Grosse paints on all conceivable media, both indoors and out. An industrial spray gun provides the artist with the reach necessary to create her massive pieces. Grosse's rapid way of working allows her to seamlessly translate thought into action. She uses acrylic paints and ready-made industrial colours that are only mixed to form new tones upon reaching the surface being painted. The finished paintings reflect the artist's train of thought and movement within the space.
HAM's southern hall is filled by a three-dimensional painting based on over a thousand metres of cloth tied into knots. The mountain of cloth falling into folds from the ceiling and spreading across the floor was painted by the artist on-site. The dozens of over- and interlapping tones form a vast painting that visitors can step into. With each step, the piece shows a different side of itself. The physical experience of the painting is affected by the observer's own movement, changes in perspective and the presence of other people in the same space.
Occupying HAM's northern hall, her second piece consists of a labyrinthine assembly of thin, silky fabrics hung from the ceiling and reaching all the way to the floor.

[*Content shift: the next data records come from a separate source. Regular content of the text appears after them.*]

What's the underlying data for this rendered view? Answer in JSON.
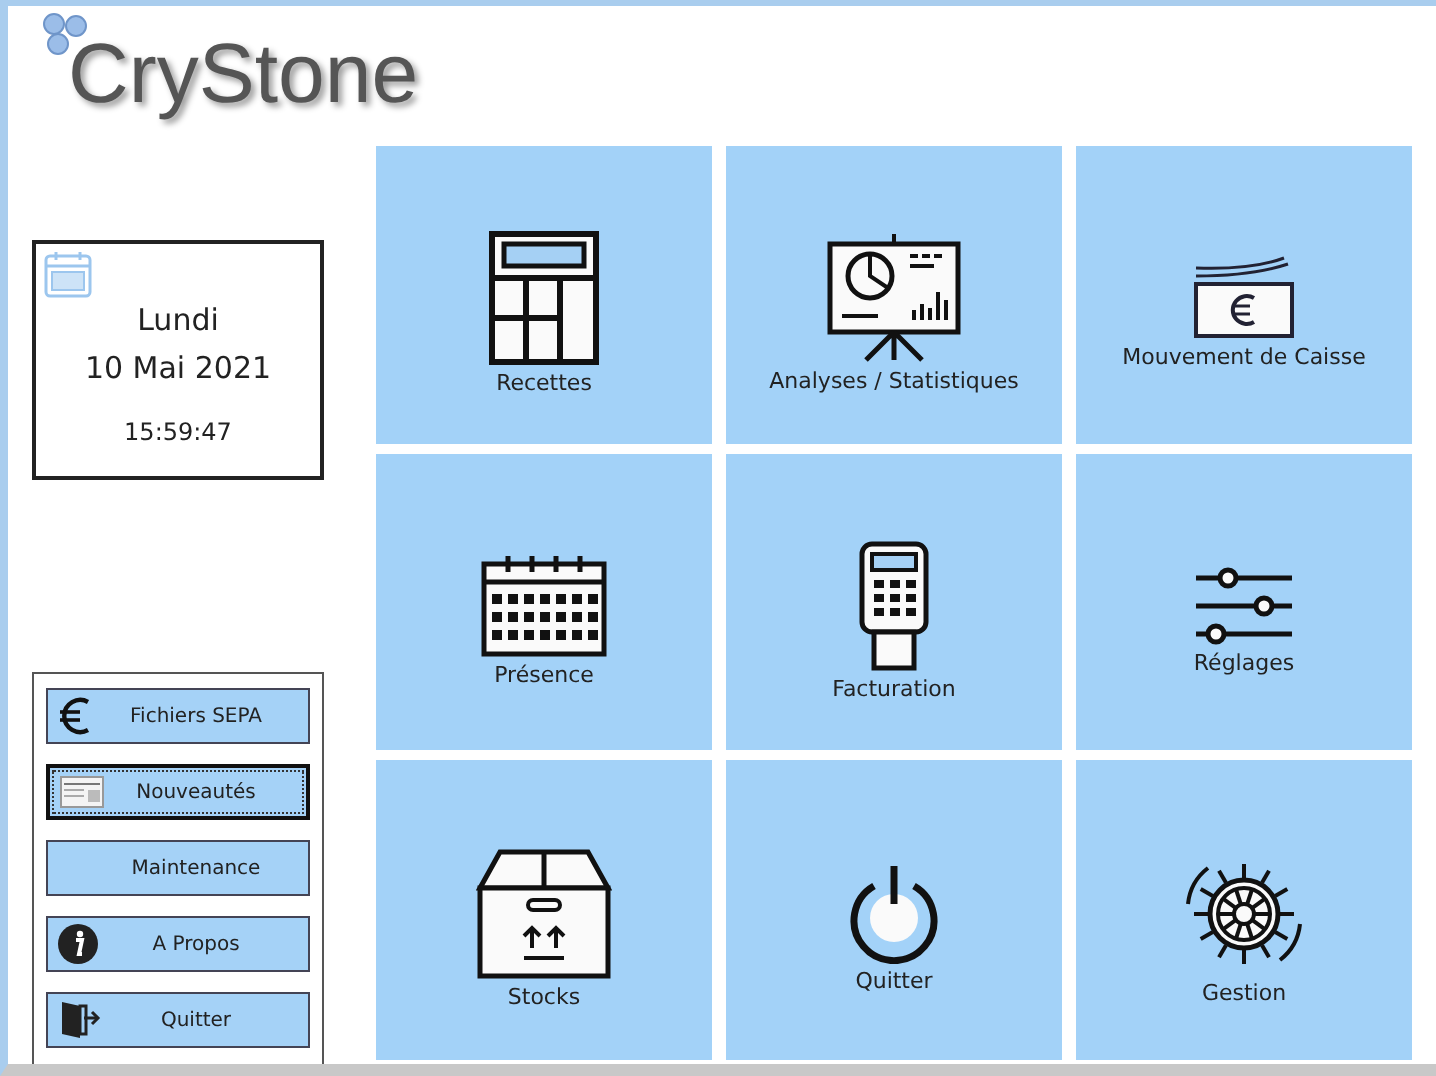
{
  "logo": {
    "text": "CryStone"
  },
  "date_card": {
    "day": "Lundi",
    "date": "10 Mai 2021",
    "time": "15:59:47"
  },
  "side_buttons": [
    {
      "label": "Fichiers SEPA",
      "kind": "euro",
      "focused": false
    },
    {
      "label": "Nouveautés",
      "kind": "news",
      "focused": true
    },
    {
      "label": "Maintenance",
      "kind": "plain",
      "focused": false
    },
    {
      "label": "A Propos",
      "kind": "info",
      "focused": false
    },
    {
      "label": "Quitter",
      "kind": "exit",
      "focused": false
    }
  ],
  "tiles": [
    {
      "label": "Recettes",
      "kind": "calculator"
    },
    {
      "label": "Analyses / Statistiques",
      "kind": "presentation"
    },
    {
      "label": "Mouvement de Caisse",
      "kind": "banknote"
    },
    {
      "label": "Présence",
      "kind": "calendar"
    },
    {
      "label": "Facturation",
      "kind": "terminal"
    },
    {
      "label": "Réglages",
      "kind": "sliders"
    },
    {
      "label": "Stocks",
      "kind": "box"
    },
    {
      "label": "Quitter",
      "kind": "power"
    },
    {
      "label": "Gestion",
      "kind": "wheel"
    }
  ]
}
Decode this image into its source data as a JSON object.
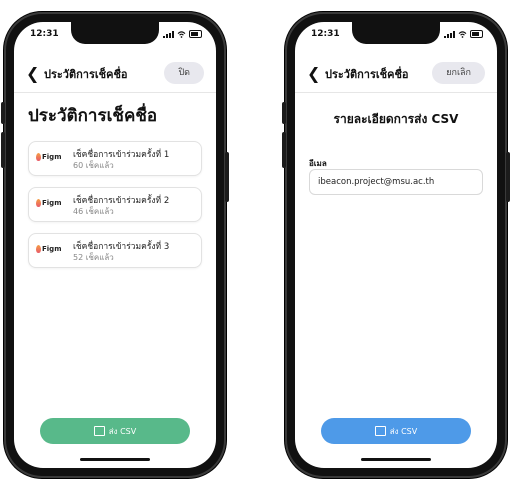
{
  "status": {
    "time": "12:31"
  },
  "history_screen": {
    "back_label": "ประวัติการเช็คชื่อ",
    "close_label": "ปิด",
    "page_title": "ประวัติการเช็คชื่อ",
    "items": [
      {
        "logo": "Figm",
        "title": "เช็คชื่อการเข้าร่วมครั้งที่ 1",
        "count": "60 เช็คแล้ว"
      },
      {
        "logo": "Figm",
        "title": "เช็คชื่อการเข้าร่วมครั้งที่ 2",
        "count": "46 เช็คแล้ว"
      },
      {
        "logo": "Figm",
        "title": "เช็คชื่อการเข้าร่วมครั้งที่ 3",
        "count": "52 เช็คแล้ว"
      }
    ],
    "send_csv_label": "ส่ง CSV",
    "button_color": "#58b98a"
  },
  "detail_screen": {
    "back_label": "ประวัติการเช็คชื่อ",
    "cancel_label": "ยกเลิก",
    "title": "รายละเอียดการส่ง CSV",
    "email_label": "อีเมล",
    "email_value": "ibeacon.project@msu.ac.th",
    "send_csv_label": "ส่ง CSV",
    "button_color": "#4e9ae8"
  }
}
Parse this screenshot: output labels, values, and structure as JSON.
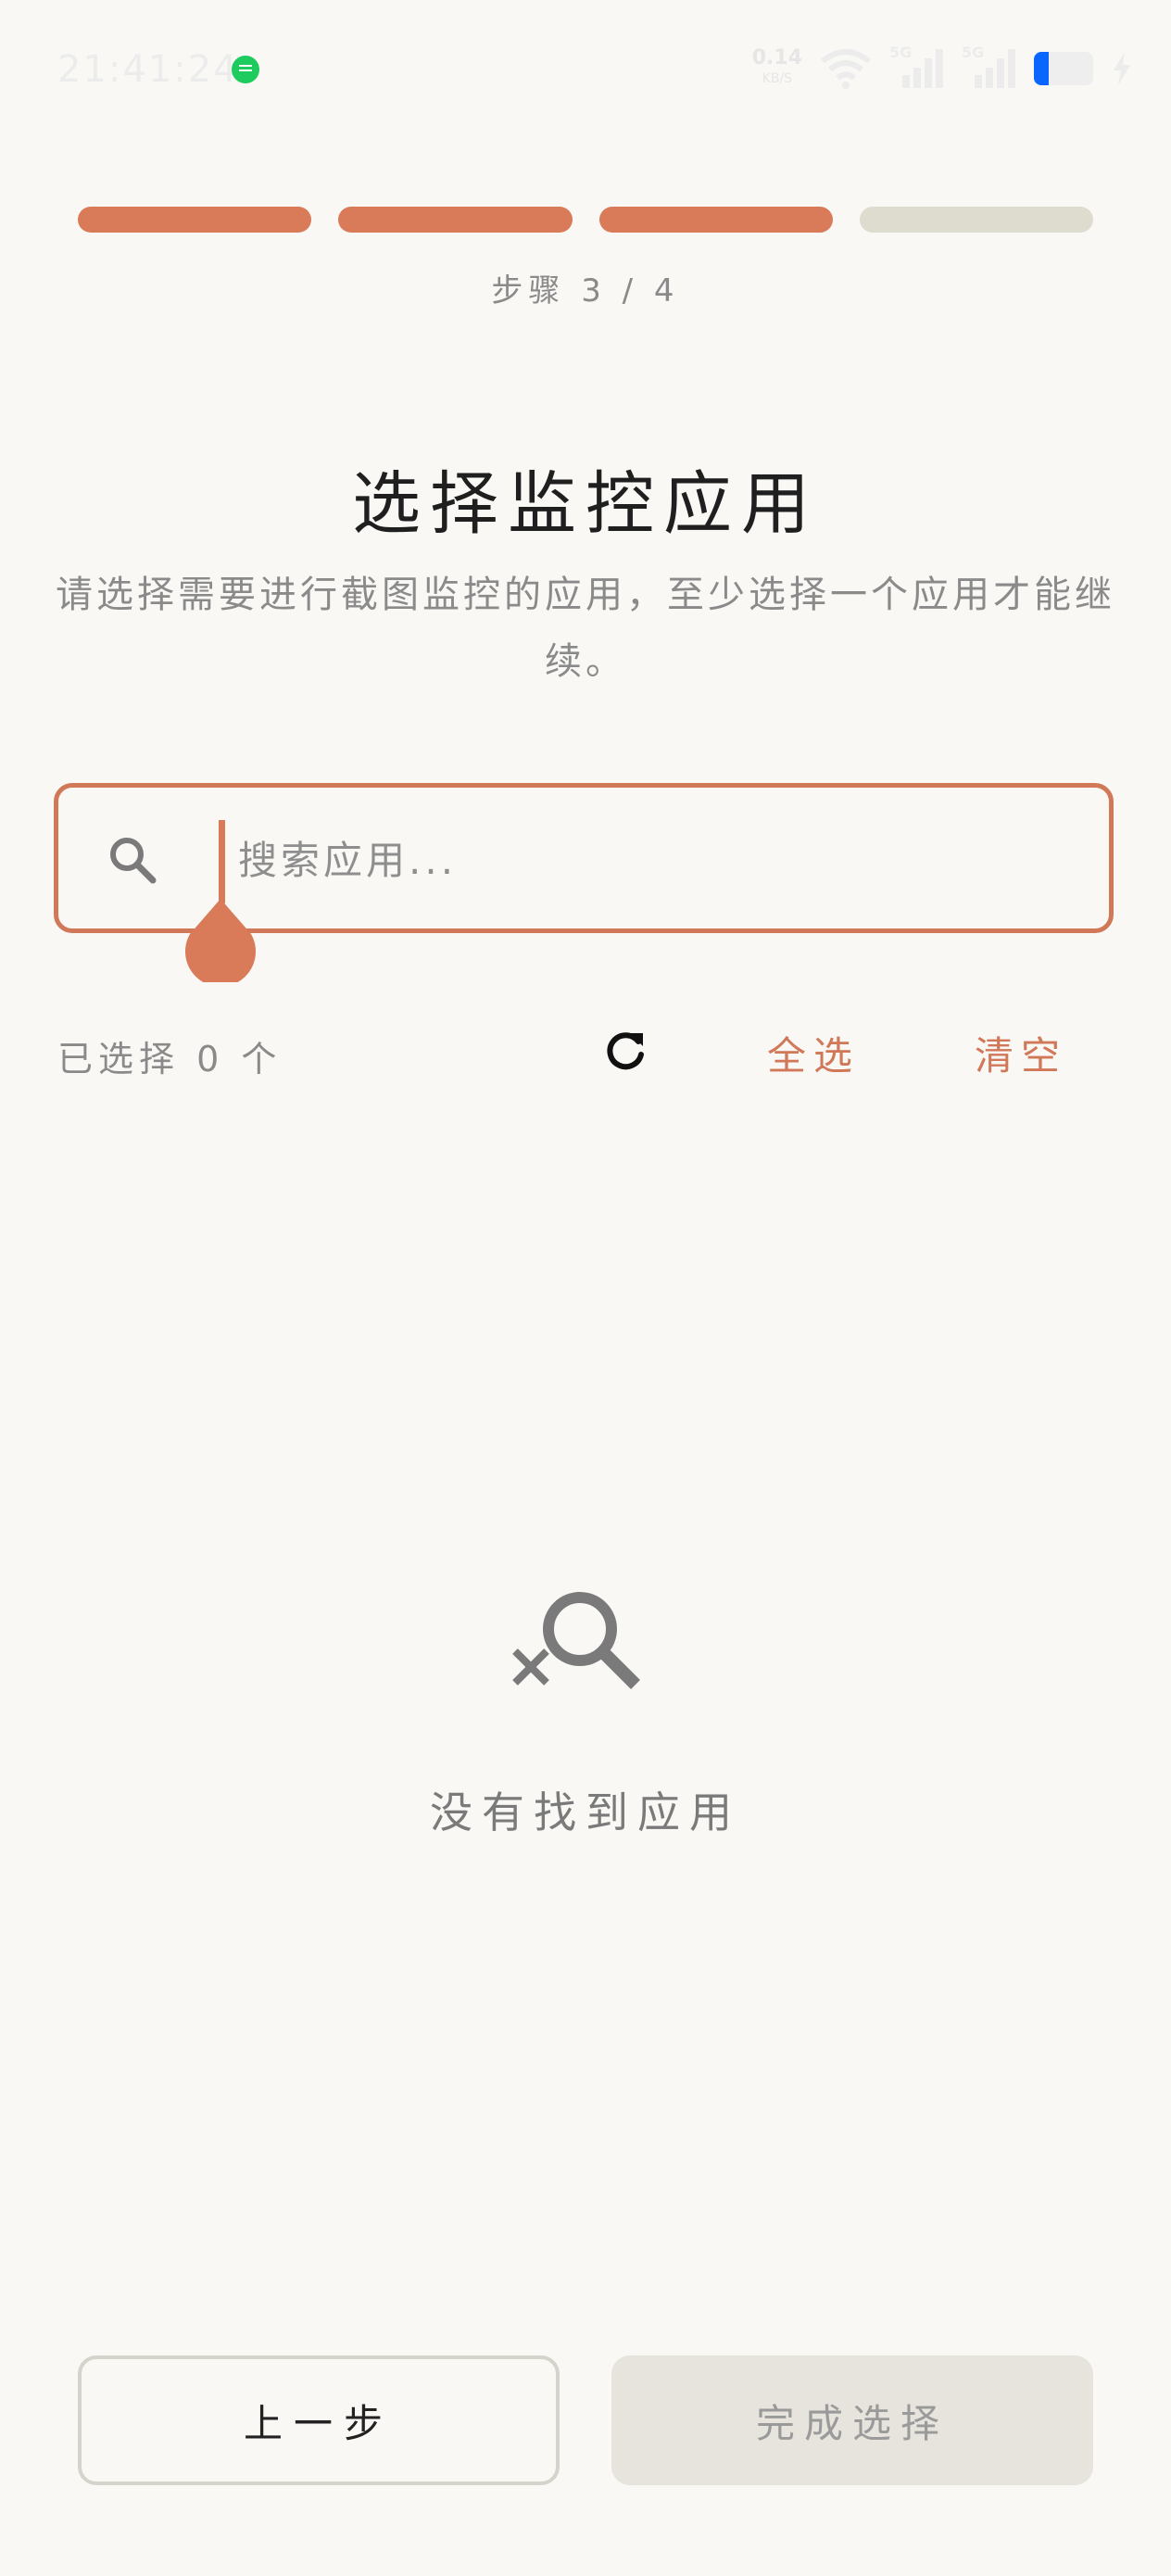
{
  "status_bar": {
    "time": "21:41:24",
    "network_speed": "0.14",
    "network_speed_unit": "KB/S",
    "signal_label_1": "5G",
    "signal_label_2": "5G",
    "battery_level": 0.25,
    "battery_color": "#0a66ff"
  },
  "progress": {
    "steps_total": 4,
    "steps_done": 3,
    "label": "步骤 3 / 4",
    "done_color": "#d97a59",
    "todo_color": "#dedbcf"
  },
  "header": {
    "title": "选择监控应用",
    "subtitle": "请选择需要进行截图监控的应用，至少选择一个应用才能继续。"
  },
  "search": {
    "value": "",
    "placeholder": "搜索应用...",
    "icon": "search-icon"
  },
  "toolbar": {
    "selected_count": "已选择 0 个",
    "refresh_icon": "refresh-icon",
    "select_all_label": "全选",
    "clear_label": "清空",
    "accent_color": "#d07858"
  },
  "empty_state": {
    "icon": "search-off-icon",
    "text": "没有找到应用"
  },
  "footer": {
    "prev_label": "上一步",
    "finish_label": "完成选择"
  }
}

Printed on the fabrics are photographs the artist took in her studios and her previous installations. The photographs show what is left behind by the painting process on walls or floors. They show paintings in the making and finished ones, adapted in scale to the galleries. They revisit the notions of invisible space, absent space and folded matter. The art and artist are gone, yet their presence lingers. The printed photographs move the originally spatial and temporary act of painting and its residue into a new space, where the colours shine as real.
The fabric prints have been previously seen as part of exhibitions in Stockholm and Shanghai, among other places. However, the work tobe displayed at HAM is unique in scope and represents a new branch in Grosse's output exploring the "potentiality of painting":
With the photographic prints, the pantopia of painting is joined by its panchrony: painting can not only appear everywhere and anywhere, but also at each and any time - it exists even when it is no langer, or not yet, visible. (Ulrich Loock: Katharina Grosse - Pantopochronia, essay in the Katharina Grosse's exhibition catalogue, HAM 2021).
The Chi// Seeping from the Walls Gets between Us exhibition is curated by Head of Exhibitions Pirkko Siitari and Curator Sanna Tuulikangas from HAM. HAM will also be publishing an accompanying book with the same title to coincide with the exhibition. Katharina Grosse is also one of the featured artists of the Helsinki Biennial opening in summer 2021.
HAM will be opened 8.6. to a restricted number of customers so that visitors are genuinely able to keep a safe distance of two metres from each other. Up toten people are permitted in one space at a time and a maximum of 50 people will be permitted in the museum at a time. Museum staff will monitor the situation and instruct visitors so that we are able to maintain sufficient distances.